When Apple released its iPhone 11 Pro Max last year, it was teased for having an induction cooktop-design camera module on the rear.
But in a few months, its archrival Samsung Electronics came up with the Galaxy S20 Ultra, boasting a similar cooktop-like rear camera that offered a 108-megapixel lens and calling it the industry’s first.
“It is difficult to buck the trend,” said a Samsung official at the time in response to a question about why the company risked criticism for “copying” Apple’s camera design.
“As smartphone users want more lifelike picture quality, it is natural that the camera module gets bigger to embrace more lenses and sensors,” the official explained.
Then, earlier this month, Samsung came up with an even bigger camera sticking out from the sleek Galaxy Note 20 Ultra edition.
Ever since the fierce battle between Apple and Samsung over smartphone design patents -- which entailed a lawsuit filed in 2011 and resolved in 2018 -- imitation has been widely embraced as an open secret of tech innovation.
Samsung is not the sole imitator in the highly competitive mobile world.
Apple, whose late founder Steve Jobs once mocked Samsung’s phablet phone Galaxy Note and its stylus, introduced the Apple Pencil for iPad. And as the screens on Samsung phones got larger and more bezel-less, Apple gradually enlarged its device screens.
It is now going after Samsung in the 5G smartphone market this year, and probably in the foldable device market in the near future.
Resemblance among rival products occurs not only between Samsung and Apple.
LG Electronics, which once opted for a notch design for its smartphone display that looked almost identical to that of the iPhone X, has changed the design of the front-facing camera area to a so-called “water drop” notch that appears a lot more like Samsung’s Infinity O hole-punch display.

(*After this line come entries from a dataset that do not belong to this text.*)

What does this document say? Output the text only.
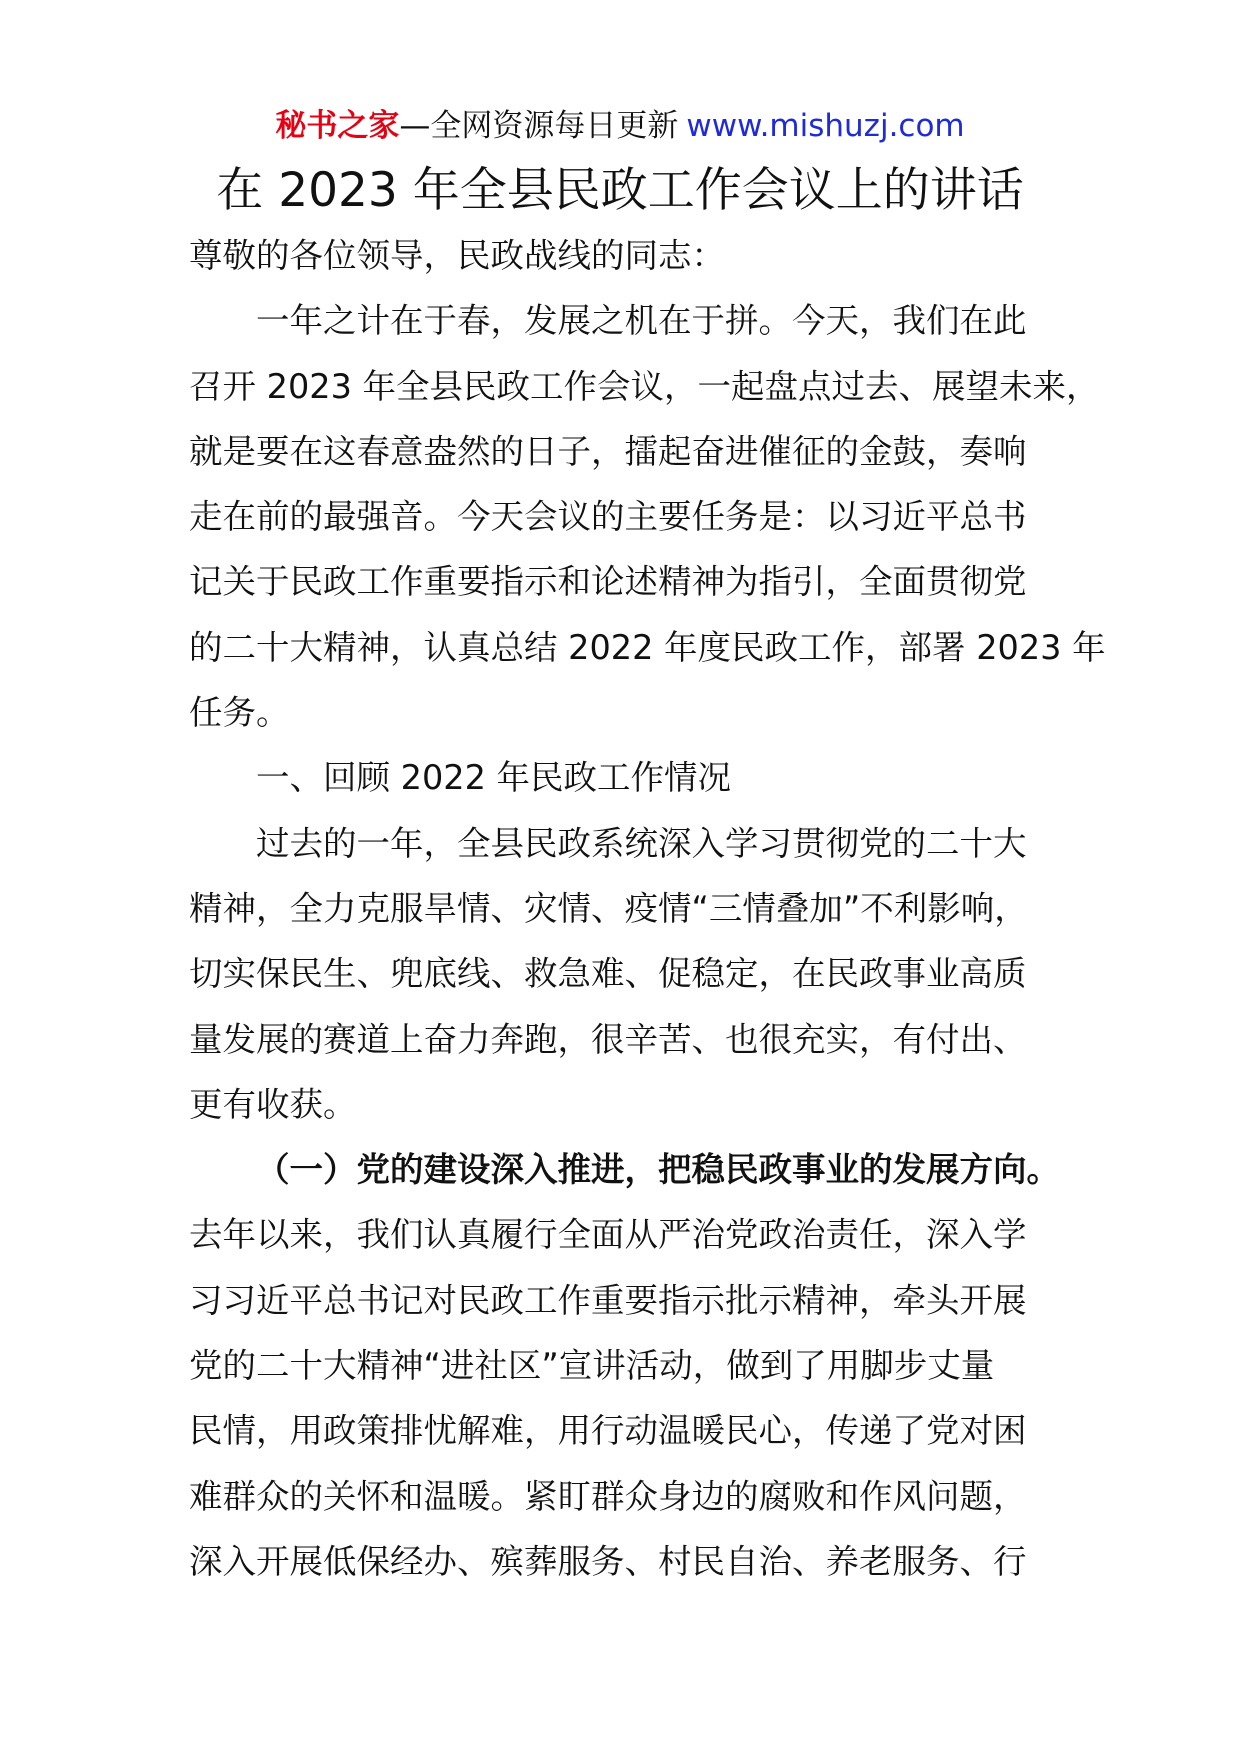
秘书之家—全网资源每日更新 www.mishuzj.com
在 2023 年全县民政工作会议上的讲话
尊敬的各位领导，民政战线的同志：
一年之计在于春，发展之机在于拼。今天，我们在此
召开 2023 年全县民政工作会议，一起盘点过去、展望未来，
就是要在这春意盎然的日子，擂起奋进催征的金鼓，奏响
走在前的最强音。今天会议的主要任务是：以习近平总书
记关于民政工作重要指示和论述精神为指引，全面贯彻党
的二十大精神，认真总结 2022 年度民政工作，部署 2023 年
任务。
一、回顾 2022 年民政工作情况
过去的一年，全县民政系统深入学习贯彻党的二十大
精神，全力克服旱情、灾情、疫情“三情叠加”不利影响，
切实保民生、兜底线、救急难、促稳定，在民政事业高质
量发展的赛道上奋力奔跑，很辛苦、也很充实，有付出、
更有收获。
（一）党的建设深入推进，把稳民政事业的发展方向。
去年以来，我们认真履行全面从严治党政治责任，深入学
习习近平总书记对民政工作重要指示批示精神，牵头开展
党的二十大精神“进社区”宣讲活动，做到了用脚步丈量
民情，用政策排忧解难，用行动温暖民心，传递了党对困
难群众的关怀和温暖。紧盯群众身边的腐败和作风问题，
深入开展低保经办、殡葬服务、村民自治、养老服务、行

The hole-punch display was first adopted by Samsung in 2019 for its Galaxy S10 series, which featured the least bezel space and the smallest front camera space on the main display. It was copycatted by China’s Huawei Technologies for its Enjoy 10 phone later that year.
“The technology levels to make smartphones have reached a peak, and it has become very difficult to bring landmark innovation with groundbreaking changes,” said an industry insider.

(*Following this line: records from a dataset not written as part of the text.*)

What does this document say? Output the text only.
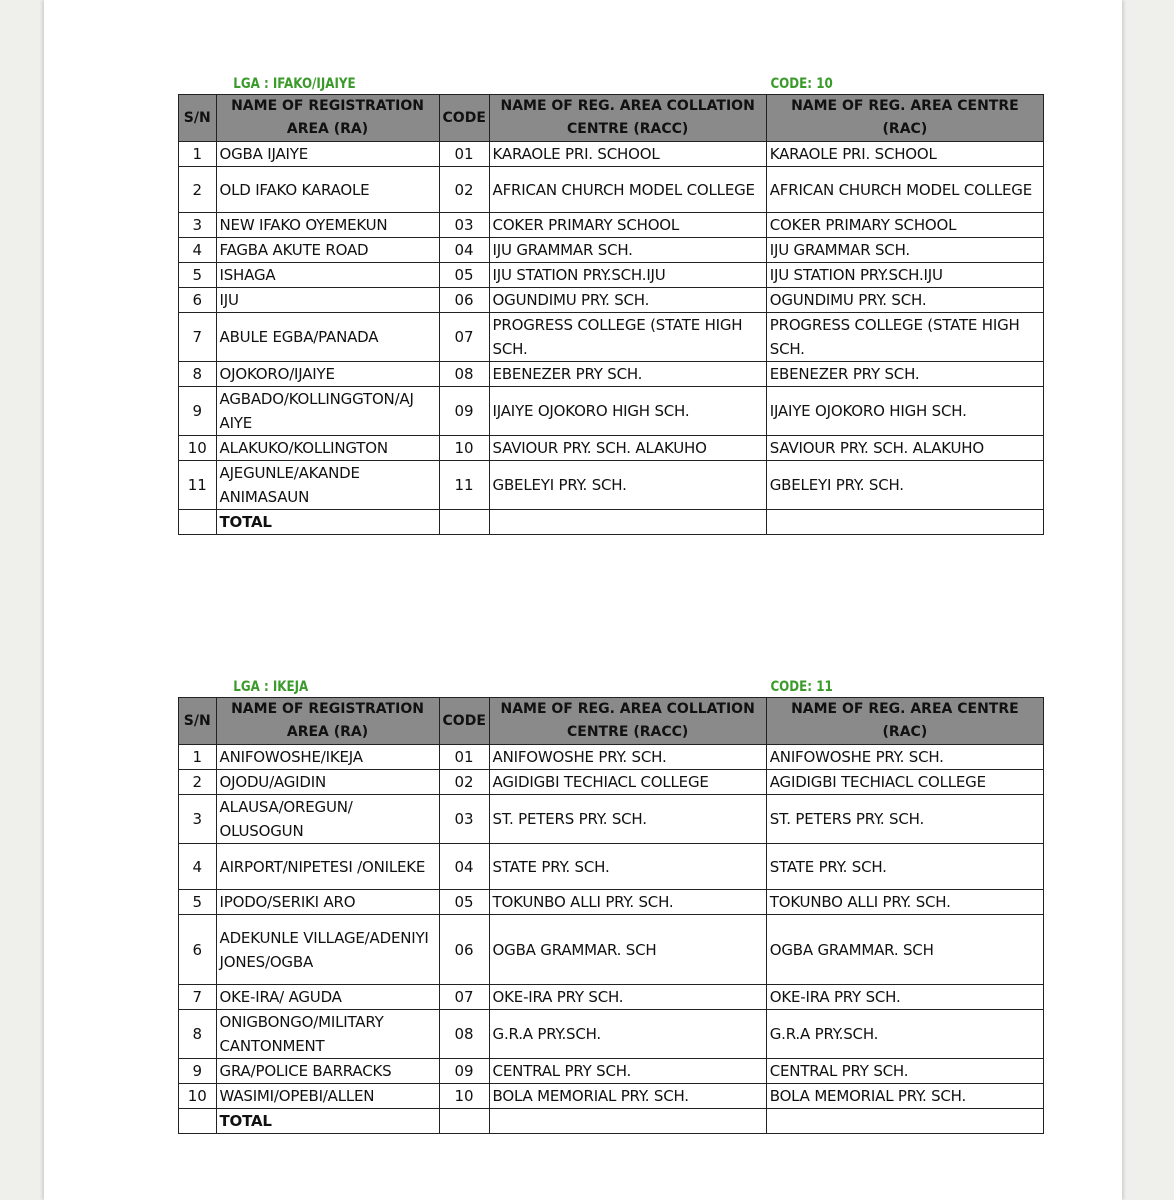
LGA : IFAKO/IJAIYE	CODE: 10
S/N	NAME OF REGISTRATION AREA (RA)	CODE	NAME OF REG. AREA COLLATION CENTRE (RACC)	NAME OF REG. AREA CENTRE (RAC)
1	OGBA IJAIYE	01	KARAOLE PRI. SCHOOL	KARAOLE PRI. SCHOOL
2	OLD IFAKO KARAOLE	02	AFRICAN CHURCH MODEL COLLEGE	AFRICAN CHURCH MODEL COLLEGE
3	NEW IFAKO OYEMEKUN	03	COKER PRIMARY SCHOOL	COKER PRIMARY SCHOOL
4	FAGBA AKUTE ROAD	04	IJU GRAMMAR SCH.	IJU GRAMMAR SCH.
5	ISHAGA	05	IJU STATION PRY.SCH.IJU	IJU STATION PRY.SCH.IJU
6	IJU	06	OGUNDIMU PRY. SCH.	OGUNDIMU PRY. SCH.
7	ABULE EGBA/PANADA	07	PROGRESS COLLEGE (STATE HIGH SCH.	PROGRESS COLLEGE (STATE HIGH SCH.
8	OJOKORO/IJAIYE	08	EBENEZER PRY SCH.	EBENEZER PRY SCH.
9	AGBADO/KOLLINGGTON/AJ AIYE	09	IJAIYE OJOKORO HIGH SCH.	IJAIYE OJOKORO HIGH SCH.
10	ALAKUKO/KOLLINGTON	10	SAVIOUR PRY. SCH. ALAKUHO	SAVIOUR PRY. SCH. ALAKUHO
11	AJEGUNLE/AKANDE ANIMASAUN	11	GBELEYI PRY. SCH.	GBELEYI PRY. SCH.
	TOTAL			
LGA : IKEJA	CODE: 11
S/N	NAME OF REGISTRATION AREA (RA)	CODE	NAME OF REG. AREA COLLATION CENTRE (RACC)	NAME OF REG. AREA CENTRE (RAC)
1	ANIFOWOSHE/IKEJA	01	ANIFOWOSHE PRY. SCH.	ANIFOWOSHE PRY. SCH.
2	OJODU/AGIDIN	02	AGIDIGBI TECHIACL COLLEGE	AGIDIGBI TECHIACL COLLEGE
3	ALAUSA/OREGUN/ OLUSOGUN	03	ST. PETERS PRY. SCH.	ST. PETERS PRY. SCH.
4	AIRPORT/NIPETESI /ONILEKE	04	STATE PRY. SCH.	STATE PRY. SCH.
5	IPODO/SERIKI ARO	05	TOKUNBO ALLI PRY. SCH.	TOKUNBO ALLI PRY. SCH.
6	ADEKUNLE VILLAGE/ADENIYI JONES/OGBA	06	OGBA GRAMMAR. SCH	OGBA GRAMMAR. SCH
7	OKE-IRA/ AGUDA	07	OKE-IRA PRY SCH.	OKE-IRA PRY SCH.
8	ONIGBONGO/MILITARY CANTONMENT	08	G.R.A PRY.SCH.	G.R.A PRY.SCH.
9	GRA/POLICE BARRACKS	09	CENTRAL PRY SCH.	CENTRAL PRY SCH.
10	WASIMI/OPEBI/ALLEN	10	BOLA MEMORIAL PRY. SCH.	BOLA MEMORIAL PRY. SCH.
	TOTAL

“The rival companies are learning from each other and becoming more similar, and it’s the way of surviving in the tech world these days. The word ‘copycat’ is a thing of the past.”
It’s not only the smartphone makers but also other electronics manufacturers that embrace imitation on the pretext of providing what consumers want.

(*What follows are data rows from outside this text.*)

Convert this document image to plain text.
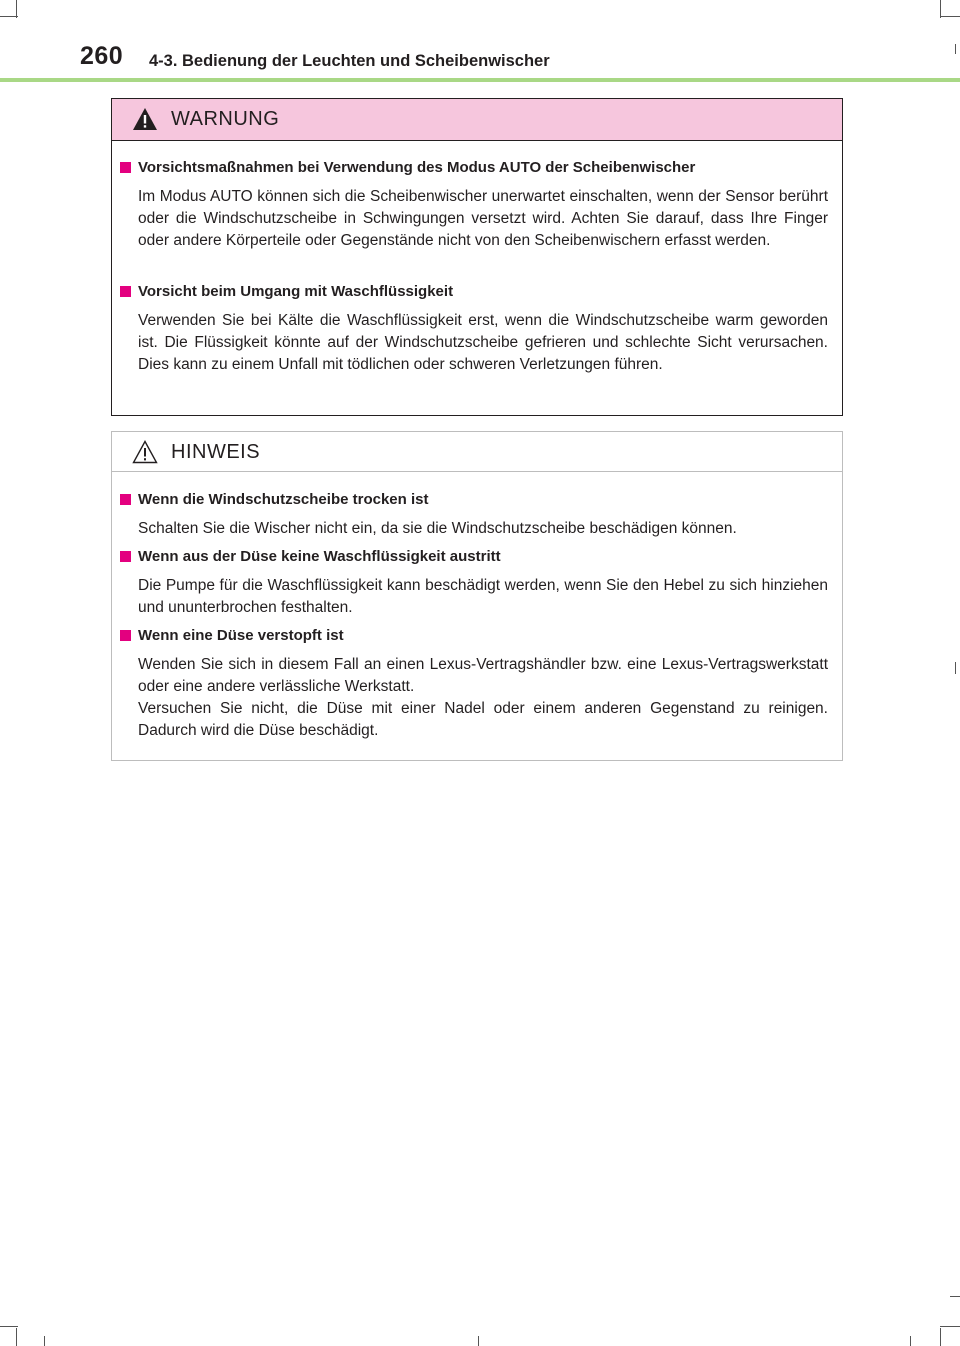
260 4-3. Bedienung der Leuchten und Scheibenwischer
WARNUNG
Vorsichtsmaßnahmen bei Verwendung des Modus AUTO der Scheibenwischer
Im Modus AUTO können sich die Scheibenwischer unerwartet einschalten, wenn der Sensor berührt oder die Windschutzscheibe in Schwingungen versetzt wird. Achten Sie darauf, dass Ihre Finger oder andere Körperteile oder Gegenstände nicht von den Scheibenwischern erfasst werden.
Vorsicht beim Umgang mit Waschflüssigkeit
Verwenden Sie bei Kälte die Waschflüssigkeit erst, wenn die Windschutzscheibe warm geworden ist. Die Flüssigkeit könnte auf der Windschutzscheibe gefrieren und schlechte Sicht verursachen. Dies kann zu einem Unfall mit tödlichen oder schweren Verletzungen führen.
HINWEIS
Wenn die Windschutzscheibe trocken ist
Schalten Sie die Wischer nicht ein, da sie die Windschutzscheibe beschädigen können.
Wenn aus der Düse keine Waschflüssigkeit austritt
Die Pumpe für die Waschflüssigkeit kann beschädigt werden, wenn Sie den Hebel zu sich hinziehen und ununterbrochen festhalten.
Wenn eine Düse verstopft ist
Wenden Sie sich in diesem Fall an einen Lexus-Vertragshändler bzw. eine Lexus-Vertragswerkstatt oder eine andere verlässliche Werkstatt.
Versuchen Sie nicht, die Düse mit einer Nadel oder einem anderen Gegenstand zu reinigen. Dadurch wird die Düse beschädigt.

Because for most home appliances, like TVs, refrigerators and washing machines, it is hard to make drastic changes to the external design, it’s more difficult not to take cue from a rival’s product.
In the TV market, the main point of competition has long been about who can make TVs as thin as possible while offering lifelike picture quality.
To highlight the thinness of their latest TVs, both Samsung and LG have introduced framelike or wall-mounted TVs that are cordless without any ancillary items.
First developed by Japan’s Sharp in 1991, the wall-mounted type has become mainstream, followed by today’s largest TV makers like Samsung and LG.
LG, then, further improved its wall-mounting technologies to narrow the gap between the TV and wall as much as possible, from 4.6 centimeters to 2.5 centimeters in 2008.
Its organic light-emitting diode TV technology has enabled the company to become a peerless leader in the wall-mounted TV market today by introducing the Wallpaper in 2017. Less than 4-millimeter thick, it lies flush against the wall like a piece of paper.
Samsung has followed the thin TV trend by launching similar competitors like The Frame and many other wall-mount models featuring its quantum-dot light-emitting diode displays, or QLED TVs, including the latest The Wall.
“The trends are clear: TVs should be thin and anywhere,” said a market observer. “If the trend continues, Samsung would naturally switch from LCD to real quantum dot that is a kind of OLED in the future.”
“By that time, LG would tease Samsung for following its lead,” he added.
Even for washing machines, a less competitive category of home appliance in terms of design, products resemble one another as manufacturers have started to apply new technologies to their washing systems like artificial intelligence programs.
The all-in-one Samsung Grande AI launched early this year took the market by surprise by introducing the first washer tower that integrates a front-loading washer with a dryer on top of it, and enables control of the dryer with a single button on the washer.
In a few months, LG introduced Tromm Wash Tower, featuring the similar integration of a washer and dryer.